When performing a learning operation, the network stores a memory and, 5 (and 7) time units after having started the operation, the memory returns the learned memory to its output. In the case of a recall operation, after 5 time units the cue used to start the operation will appear at the memory output and one time unit later the rest of the memory.

For more information on this temporality, principles of operation, internal functioning, … read the paper.

Custom config files

When the memory model is instantiated, if no value is passed to the configFilePath variable, it will take the default configuration file. This can be found in the sPyMem Github repository.

This file contains all the parameters that define the neuron models and the initial state of the neurons of each population, as well as all the parameters necessary to create the synapses between populations. Among these synapses, there are also those connecting the input and output populations of the model.

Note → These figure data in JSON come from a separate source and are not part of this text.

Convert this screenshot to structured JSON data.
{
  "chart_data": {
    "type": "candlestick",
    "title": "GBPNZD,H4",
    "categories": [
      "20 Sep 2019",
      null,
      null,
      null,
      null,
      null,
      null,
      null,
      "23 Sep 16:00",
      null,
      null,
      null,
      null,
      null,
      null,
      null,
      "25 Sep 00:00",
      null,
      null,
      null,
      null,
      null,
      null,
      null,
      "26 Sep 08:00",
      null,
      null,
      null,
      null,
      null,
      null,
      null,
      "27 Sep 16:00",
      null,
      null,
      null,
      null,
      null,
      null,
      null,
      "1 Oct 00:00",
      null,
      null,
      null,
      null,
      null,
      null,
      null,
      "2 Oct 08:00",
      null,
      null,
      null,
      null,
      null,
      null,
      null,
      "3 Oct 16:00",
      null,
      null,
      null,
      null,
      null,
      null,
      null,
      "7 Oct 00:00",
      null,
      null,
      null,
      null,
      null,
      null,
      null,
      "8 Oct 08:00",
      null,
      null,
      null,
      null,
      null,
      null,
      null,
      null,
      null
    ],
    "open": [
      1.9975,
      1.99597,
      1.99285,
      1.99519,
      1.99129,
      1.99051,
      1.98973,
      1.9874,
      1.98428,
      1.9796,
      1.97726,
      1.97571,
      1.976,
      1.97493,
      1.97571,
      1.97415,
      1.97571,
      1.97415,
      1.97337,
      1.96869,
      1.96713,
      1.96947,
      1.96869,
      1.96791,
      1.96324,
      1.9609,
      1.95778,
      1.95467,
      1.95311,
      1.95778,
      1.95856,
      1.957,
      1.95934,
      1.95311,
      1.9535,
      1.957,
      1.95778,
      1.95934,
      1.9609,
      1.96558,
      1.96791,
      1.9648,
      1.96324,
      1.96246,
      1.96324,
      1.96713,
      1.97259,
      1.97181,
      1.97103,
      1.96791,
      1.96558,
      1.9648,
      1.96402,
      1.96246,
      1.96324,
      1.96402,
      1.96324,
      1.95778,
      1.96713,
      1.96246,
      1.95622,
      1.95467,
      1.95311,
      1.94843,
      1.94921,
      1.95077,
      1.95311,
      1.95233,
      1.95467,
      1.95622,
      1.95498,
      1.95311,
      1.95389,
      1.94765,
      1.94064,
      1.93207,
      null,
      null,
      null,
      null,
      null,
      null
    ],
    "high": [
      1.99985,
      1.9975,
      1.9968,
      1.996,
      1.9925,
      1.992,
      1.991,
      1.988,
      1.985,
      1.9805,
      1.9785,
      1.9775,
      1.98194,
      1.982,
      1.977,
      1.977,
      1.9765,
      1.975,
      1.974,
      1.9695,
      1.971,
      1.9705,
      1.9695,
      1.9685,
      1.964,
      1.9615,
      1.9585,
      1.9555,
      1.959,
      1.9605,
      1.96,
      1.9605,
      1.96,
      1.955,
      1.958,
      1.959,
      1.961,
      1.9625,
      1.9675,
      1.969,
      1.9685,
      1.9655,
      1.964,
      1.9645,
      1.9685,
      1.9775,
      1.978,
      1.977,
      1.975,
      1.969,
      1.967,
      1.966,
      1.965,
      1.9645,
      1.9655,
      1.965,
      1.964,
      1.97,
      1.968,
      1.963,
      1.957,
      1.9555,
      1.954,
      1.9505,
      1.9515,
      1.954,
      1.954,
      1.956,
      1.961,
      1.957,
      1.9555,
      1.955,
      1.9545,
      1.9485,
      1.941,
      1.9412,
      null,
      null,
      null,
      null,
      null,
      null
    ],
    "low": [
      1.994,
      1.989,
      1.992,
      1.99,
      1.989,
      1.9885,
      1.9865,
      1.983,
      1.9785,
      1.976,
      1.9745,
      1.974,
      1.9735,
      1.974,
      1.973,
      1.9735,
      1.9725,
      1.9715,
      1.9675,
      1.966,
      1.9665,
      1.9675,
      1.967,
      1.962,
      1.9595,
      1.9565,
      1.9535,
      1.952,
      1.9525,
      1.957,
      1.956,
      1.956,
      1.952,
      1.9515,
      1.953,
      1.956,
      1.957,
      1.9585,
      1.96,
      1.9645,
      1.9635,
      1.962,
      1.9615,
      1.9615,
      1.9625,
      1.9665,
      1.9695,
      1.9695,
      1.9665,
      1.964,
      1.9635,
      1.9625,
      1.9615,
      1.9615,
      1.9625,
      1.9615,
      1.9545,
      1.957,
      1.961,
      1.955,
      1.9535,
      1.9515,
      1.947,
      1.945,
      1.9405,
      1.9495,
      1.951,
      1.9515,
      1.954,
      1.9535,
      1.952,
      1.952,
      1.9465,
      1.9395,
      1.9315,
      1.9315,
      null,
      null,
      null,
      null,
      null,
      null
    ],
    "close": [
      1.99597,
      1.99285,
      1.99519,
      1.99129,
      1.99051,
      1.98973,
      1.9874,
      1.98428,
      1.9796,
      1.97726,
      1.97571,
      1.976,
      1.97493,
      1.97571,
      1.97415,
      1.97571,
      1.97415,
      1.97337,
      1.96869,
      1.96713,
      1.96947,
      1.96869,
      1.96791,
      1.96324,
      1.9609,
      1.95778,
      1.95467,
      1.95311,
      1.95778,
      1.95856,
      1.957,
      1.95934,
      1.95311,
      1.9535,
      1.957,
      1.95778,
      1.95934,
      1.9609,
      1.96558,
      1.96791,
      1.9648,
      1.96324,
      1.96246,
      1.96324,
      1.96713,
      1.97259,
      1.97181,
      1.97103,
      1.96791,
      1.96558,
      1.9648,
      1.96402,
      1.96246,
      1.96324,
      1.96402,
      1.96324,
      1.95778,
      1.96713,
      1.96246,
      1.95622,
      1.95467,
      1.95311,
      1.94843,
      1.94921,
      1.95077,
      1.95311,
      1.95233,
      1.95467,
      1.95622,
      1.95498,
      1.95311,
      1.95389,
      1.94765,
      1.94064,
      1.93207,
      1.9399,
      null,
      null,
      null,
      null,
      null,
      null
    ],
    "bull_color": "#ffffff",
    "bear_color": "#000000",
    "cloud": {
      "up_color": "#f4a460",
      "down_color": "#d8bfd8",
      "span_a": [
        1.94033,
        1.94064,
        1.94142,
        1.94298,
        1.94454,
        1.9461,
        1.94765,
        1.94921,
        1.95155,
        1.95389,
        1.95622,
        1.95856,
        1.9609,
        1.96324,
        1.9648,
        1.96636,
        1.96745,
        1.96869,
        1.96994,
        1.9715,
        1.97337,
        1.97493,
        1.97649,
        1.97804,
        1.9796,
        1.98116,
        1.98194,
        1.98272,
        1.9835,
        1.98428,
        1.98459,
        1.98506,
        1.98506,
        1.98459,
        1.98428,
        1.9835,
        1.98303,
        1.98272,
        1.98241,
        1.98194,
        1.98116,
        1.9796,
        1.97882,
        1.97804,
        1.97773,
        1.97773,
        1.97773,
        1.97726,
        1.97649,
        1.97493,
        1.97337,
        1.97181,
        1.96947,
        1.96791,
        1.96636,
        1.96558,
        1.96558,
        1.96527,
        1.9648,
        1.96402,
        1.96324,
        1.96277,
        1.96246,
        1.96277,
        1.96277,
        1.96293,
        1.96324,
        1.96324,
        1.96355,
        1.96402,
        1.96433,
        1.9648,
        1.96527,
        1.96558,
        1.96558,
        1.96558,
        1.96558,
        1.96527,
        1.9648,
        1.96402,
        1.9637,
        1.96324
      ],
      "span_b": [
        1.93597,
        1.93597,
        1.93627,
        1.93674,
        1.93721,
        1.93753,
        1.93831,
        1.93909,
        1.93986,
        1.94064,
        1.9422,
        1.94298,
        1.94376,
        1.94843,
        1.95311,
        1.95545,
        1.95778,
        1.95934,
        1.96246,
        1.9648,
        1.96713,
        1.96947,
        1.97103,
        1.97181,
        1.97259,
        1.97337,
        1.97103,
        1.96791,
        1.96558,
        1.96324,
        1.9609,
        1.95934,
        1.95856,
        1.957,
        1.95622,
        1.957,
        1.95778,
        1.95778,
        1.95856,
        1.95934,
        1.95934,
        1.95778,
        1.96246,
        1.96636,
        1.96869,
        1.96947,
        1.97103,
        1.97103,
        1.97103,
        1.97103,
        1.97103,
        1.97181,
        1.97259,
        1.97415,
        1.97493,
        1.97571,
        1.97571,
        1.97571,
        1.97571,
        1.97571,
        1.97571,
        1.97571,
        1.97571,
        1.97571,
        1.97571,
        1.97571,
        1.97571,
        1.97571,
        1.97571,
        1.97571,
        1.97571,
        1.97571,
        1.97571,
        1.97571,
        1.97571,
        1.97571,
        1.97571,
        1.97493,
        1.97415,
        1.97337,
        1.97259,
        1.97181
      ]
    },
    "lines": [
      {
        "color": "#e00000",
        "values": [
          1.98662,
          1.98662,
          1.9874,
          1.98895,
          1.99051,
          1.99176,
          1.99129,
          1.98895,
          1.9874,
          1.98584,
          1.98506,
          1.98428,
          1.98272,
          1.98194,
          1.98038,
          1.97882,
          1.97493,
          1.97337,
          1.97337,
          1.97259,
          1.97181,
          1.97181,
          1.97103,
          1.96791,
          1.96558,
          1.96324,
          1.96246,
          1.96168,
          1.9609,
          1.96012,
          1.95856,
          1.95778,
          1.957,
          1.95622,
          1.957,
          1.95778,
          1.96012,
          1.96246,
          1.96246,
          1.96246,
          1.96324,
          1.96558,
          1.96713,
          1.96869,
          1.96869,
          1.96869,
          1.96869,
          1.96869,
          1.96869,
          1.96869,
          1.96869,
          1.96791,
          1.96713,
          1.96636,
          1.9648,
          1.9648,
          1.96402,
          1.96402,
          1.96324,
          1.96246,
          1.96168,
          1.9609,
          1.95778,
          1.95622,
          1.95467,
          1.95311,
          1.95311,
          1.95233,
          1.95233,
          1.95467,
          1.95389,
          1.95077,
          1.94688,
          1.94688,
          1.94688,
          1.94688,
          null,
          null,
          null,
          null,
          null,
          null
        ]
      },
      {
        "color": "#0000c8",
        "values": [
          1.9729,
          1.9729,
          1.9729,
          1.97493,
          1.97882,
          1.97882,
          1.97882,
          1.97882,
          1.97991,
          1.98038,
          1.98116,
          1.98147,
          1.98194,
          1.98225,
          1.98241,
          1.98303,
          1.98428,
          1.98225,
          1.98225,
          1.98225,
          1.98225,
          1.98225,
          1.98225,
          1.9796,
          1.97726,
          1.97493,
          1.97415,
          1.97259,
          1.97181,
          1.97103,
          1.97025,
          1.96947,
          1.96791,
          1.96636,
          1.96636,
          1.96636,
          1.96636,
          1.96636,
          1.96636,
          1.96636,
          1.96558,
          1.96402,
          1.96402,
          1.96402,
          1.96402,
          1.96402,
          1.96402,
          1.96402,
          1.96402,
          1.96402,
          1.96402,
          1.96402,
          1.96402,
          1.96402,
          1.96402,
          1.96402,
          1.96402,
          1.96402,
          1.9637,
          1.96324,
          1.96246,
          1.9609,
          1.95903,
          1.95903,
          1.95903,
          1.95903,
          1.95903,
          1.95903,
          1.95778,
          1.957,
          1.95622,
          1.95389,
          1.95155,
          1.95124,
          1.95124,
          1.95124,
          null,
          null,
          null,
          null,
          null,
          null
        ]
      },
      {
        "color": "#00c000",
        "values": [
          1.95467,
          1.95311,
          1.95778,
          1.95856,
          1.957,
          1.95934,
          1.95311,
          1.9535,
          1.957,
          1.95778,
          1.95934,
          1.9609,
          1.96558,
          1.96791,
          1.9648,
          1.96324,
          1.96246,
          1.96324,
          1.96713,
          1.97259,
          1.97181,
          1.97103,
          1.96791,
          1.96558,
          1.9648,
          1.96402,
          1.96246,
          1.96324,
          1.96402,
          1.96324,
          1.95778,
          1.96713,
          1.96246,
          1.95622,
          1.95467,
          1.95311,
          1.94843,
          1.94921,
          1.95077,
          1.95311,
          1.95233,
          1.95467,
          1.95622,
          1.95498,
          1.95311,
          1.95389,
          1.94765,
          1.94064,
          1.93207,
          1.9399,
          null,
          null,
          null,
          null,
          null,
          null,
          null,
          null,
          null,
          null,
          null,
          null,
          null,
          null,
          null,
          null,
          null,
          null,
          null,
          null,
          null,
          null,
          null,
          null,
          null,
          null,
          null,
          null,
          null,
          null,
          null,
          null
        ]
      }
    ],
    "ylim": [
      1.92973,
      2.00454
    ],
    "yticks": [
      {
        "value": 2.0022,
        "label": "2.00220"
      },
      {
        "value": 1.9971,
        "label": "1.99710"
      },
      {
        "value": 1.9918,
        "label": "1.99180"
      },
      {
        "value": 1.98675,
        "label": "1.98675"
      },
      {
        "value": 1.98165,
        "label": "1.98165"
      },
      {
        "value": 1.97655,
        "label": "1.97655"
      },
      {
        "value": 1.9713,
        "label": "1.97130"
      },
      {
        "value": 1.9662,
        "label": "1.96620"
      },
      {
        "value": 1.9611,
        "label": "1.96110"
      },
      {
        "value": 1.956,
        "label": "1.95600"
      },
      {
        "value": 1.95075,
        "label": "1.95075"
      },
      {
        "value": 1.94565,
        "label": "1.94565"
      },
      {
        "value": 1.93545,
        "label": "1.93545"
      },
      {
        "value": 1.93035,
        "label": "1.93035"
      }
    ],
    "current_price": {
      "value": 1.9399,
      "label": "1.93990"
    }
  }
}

Although changes to any internal network parameters are discouraged as the results of the network could be unpredictable, the user is allowed to define a different configuration file. This could be done by downloading the default configuration file, changing the desired parameters and passing the complete path to it as the network creation parameter. In this way, the network will take the internal parameters indicated in the new configuration file.

The file format is a json file with 3 main fields:

  • neuronParameters: parameters of the LIF neuron model used for each population.

  • initNeuronParameters: initial conditions at the level of membrane potential of the neurons in each population.

  • synParameters: internal parameters of the synapse models used for each set of connections between populations.